Da mesma maneira, a única diferença estatisticamente significante detectada na emissão sustentada da vogal /i/ decorreu da observação da frequência fundamental entre o período pré-operatório e o terceiro mês de pós-operatório.
Os resultados aqui apresentados demonstram concordância parcial com os resultados citados nos estudos que avaliaram os efeitos da adenotonsilectomia no primeiro mês de pós-operatório, os quais encontraram diferenças significantes em todos os parâmetros (frequência fundamental, Jitter, Shimmer e proporção harmônico-ruído).2,3 Talvez variações metodológicas e da padronização da amostra a ser estudada possam justificar essa variação nos dados. No entanto, esses estudos não fizeram uma avaliação em médio prazo dessas crianças (tempo = 3 meses).

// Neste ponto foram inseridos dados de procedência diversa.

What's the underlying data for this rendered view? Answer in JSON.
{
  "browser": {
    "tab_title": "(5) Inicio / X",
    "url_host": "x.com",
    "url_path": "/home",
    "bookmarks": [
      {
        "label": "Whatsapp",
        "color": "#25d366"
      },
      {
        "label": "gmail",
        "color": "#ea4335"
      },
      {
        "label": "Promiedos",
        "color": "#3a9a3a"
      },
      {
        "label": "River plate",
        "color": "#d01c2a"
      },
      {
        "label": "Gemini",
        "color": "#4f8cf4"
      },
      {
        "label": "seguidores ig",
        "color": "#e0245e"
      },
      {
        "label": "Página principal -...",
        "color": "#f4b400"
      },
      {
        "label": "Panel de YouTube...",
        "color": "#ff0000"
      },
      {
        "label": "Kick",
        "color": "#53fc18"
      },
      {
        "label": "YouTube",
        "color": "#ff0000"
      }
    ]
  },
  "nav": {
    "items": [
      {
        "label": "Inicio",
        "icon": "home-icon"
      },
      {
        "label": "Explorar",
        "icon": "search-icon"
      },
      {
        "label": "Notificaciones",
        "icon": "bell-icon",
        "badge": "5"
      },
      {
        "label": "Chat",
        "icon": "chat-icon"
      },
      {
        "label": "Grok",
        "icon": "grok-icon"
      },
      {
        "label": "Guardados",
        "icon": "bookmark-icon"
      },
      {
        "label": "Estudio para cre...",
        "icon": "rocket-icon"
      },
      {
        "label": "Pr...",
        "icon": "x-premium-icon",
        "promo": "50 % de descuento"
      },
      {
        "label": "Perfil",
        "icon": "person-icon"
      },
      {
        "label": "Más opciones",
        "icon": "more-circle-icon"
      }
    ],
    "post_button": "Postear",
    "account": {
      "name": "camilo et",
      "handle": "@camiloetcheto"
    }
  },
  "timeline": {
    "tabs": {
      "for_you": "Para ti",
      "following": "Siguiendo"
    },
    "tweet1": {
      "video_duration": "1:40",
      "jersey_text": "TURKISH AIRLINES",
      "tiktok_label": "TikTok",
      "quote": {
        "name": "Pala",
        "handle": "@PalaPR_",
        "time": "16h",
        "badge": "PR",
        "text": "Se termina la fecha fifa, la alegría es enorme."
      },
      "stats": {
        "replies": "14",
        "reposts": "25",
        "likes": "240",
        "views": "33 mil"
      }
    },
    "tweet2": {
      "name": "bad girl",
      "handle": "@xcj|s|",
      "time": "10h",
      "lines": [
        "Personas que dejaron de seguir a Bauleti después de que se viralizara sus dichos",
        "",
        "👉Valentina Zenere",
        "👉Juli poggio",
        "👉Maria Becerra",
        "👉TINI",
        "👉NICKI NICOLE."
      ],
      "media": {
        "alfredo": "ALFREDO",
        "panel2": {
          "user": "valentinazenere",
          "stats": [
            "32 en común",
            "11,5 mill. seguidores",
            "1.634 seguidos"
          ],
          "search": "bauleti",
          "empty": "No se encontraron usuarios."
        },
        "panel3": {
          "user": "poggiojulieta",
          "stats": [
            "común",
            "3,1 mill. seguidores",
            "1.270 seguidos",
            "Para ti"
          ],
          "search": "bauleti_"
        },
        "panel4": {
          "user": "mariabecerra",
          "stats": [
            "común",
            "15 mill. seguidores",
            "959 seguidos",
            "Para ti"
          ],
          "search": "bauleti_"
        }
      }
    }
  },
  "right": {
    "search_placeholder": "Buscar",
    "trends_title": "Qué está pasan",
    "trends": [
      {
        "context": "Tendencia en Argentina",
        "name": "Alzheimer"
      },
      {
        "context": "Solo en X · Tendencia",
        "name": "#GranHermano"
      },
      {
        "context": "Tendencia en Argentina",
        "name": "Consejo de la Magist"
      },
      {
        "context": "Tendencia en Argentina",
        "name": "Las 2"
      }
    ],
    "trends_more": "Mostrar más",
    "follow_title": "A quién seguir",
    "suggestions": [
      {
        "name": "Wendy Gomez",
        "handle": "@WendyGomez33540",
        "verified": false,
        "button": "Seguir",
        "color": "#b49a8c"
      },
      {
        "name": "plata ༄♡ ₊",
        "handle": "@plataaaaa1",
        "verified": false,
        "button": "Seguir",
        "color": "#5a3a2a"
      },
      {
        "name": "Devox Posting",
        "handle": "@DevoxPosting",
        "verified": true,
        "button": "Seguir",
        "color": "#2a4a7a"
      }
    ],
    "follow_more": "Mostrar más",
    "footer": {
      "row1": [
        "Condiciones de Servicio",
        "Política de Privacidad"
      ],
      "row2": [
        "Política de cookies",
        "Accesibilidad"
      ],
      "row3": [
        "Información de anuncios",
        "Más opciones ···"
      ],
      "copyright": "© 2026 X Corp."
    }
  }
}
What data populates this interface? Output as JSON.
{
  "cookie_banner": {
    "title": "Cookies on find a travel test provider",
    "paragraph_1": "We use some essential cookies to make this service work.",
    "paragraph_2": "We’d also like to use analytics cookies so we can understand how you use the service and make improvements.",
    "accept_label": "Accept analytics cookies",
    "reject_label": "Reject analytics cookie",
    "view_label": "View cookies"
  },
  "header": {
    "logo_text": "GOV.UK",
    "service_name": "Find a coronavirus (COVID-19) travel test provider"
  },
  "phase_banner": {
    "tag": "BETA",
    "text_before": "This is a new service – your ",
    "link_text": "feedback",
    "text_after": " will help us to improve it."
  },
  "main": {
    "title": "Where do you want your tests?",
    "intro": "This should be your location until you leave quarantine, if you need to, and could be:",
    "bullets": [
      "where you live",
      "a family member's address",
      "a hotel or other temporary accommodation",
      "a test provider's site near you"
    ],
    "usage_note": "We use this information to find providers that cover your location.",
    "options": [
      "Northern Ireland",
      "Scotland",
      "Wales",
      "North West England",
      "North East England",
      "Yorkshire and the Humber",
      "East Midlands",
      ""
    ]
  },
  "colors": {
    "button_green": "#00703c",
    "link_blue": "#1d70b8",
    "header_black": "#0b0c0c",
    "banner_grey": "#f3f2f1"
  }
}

Os resultados do presente estudo fornecem subsídios para concluirmos que crianças com hipertrofia de tonsilas palatinas e faríngeas submetidas a adenotonsilectomia cursam com alterações transitórias da qualidade vocal e dos parâmetros acústicos, evoluindo com o retorno aos padrões pré-operatórios 90 dias após o procedimento cirúrgico.
Crianças com hipertrofia adenotonsilar submetidas a adenotonsilectomia cursam com alterações transitórias dos parâmetros acústicos, evoluindo com a normalização dos mesmos no terceiro mês de pós-operatório.